TECHNICAL PROCEDURE: WHAT IS THE SLEEVE GASTRECTOMY? (2nd part)
We shall now examine the goals and the results of this operation and will try to establish the potential indications. In the first place, one should say that sleeve gastrectomy is not officially recorded as a typical bariatric procedure, such as gastric bypass or lap-banding. It is actually difficult for the time being to say if it should be considered as a primary operation, or a pure first step procedure before a "stronger" one. Initially, sleeve gastrectomy has been described as the preliminary stage before the duodenal switch (that we shall analyze furthermore later on). Yet it turns out often that some patients will never benefit from the second step, for psychological or medical reasons. Moreover, one cannot make final statements about the type of operation that should be performed as a second step. Duodenal switch is indeed the landmark operation, but entails potentially a severe malabsorbtion, thus multiple deficiencies. Some would prefer alternative options: a standard gastric bypass (with a "re-division" of the stomach), or a lap-banding (a simple technique, which nevertheless "adds restriction to restriction"), or even a "re-sleeve gastrectomy", i.e. a re-division if the stomach has dilated or if the primary operation has been insufficient. As a matter of fact, it is inevitable that gastric tissues will extend over the time; the second step procedure should then be scheduled one year afterwards, precisely to avoid this rebounce and operate on in easier conditions. Furthermore, ther are specific drawbacks such as vomiting, or gastroesophageal reflux.

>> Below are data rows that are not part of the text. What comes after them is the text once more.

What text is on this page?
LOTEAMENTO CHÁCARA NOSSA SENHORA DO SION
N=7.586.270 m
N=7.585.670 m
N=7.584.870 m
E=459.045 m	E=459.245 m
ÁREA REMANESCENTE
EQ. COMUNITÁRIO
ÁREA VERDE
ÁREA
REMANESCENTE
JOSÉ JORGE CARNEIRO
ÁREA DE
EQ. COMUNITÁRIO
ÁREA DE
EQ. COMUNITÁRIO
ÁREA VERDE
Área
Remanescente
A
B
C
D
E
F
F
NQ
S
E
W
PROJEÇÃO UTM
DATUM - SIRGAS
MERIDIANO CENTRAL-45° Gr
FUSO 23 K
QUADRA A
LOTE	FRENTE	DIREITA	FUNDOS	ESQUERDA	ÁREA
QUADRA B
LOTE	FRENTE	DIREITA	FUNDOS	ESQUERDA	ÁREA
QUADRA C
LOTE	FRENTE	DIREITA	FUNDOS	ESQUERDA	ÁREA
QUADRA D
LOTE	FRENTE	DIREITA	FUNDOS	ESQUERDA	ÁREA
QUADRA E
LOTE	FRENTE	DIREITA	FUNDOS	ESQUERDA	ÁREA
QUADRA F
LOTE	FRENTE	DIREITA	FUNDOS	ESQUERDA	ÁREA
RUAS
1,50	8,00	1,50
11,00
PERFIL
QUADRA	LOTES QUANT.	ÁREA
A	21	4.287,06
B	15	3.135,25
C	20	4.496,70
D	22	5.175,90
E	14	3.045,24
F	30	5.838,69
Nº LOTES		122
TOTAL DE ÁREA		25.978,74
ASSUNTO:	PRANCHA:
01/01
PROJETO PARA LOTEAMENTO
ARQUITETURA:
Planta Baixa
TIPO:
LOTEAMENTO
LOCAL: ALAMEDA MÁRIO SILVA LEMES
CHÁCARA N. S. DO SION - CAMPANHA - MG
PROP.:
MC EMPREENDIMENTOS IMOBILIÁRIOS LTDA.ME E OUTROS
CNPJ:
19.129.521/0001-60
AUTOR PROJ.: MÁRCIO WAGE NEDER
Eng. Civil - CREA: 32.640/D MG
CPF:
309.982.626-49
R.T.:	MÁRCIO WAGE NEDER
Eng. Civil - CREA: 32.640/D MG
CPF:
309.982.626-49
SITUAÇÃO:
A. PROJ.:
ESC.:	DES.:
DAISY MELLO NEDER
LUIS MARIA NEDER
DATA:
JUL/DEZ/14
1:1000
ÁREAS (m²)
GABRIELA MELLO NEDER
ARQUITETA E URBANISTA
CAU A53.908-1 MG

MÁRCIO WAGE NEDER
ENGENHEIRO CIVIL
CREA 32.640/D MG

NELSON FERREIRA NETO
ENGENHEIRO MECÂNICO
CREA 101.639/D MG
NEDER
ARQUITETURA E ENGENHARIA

What type of indications should be discussed? Ideally the so called "superobese patients" (BMI above 50) and mostly the "triple obese patients" (above 60) because they are more fragile and prone to post-operative severe complications; patients with BMI > 40 and having a severe medical illness; patients with lower BMI; conversions from gastric banding that did fail (weight regain).
This operation is now at a turning point and animated debates take place nowadays on different strategies to fight morbid obesity.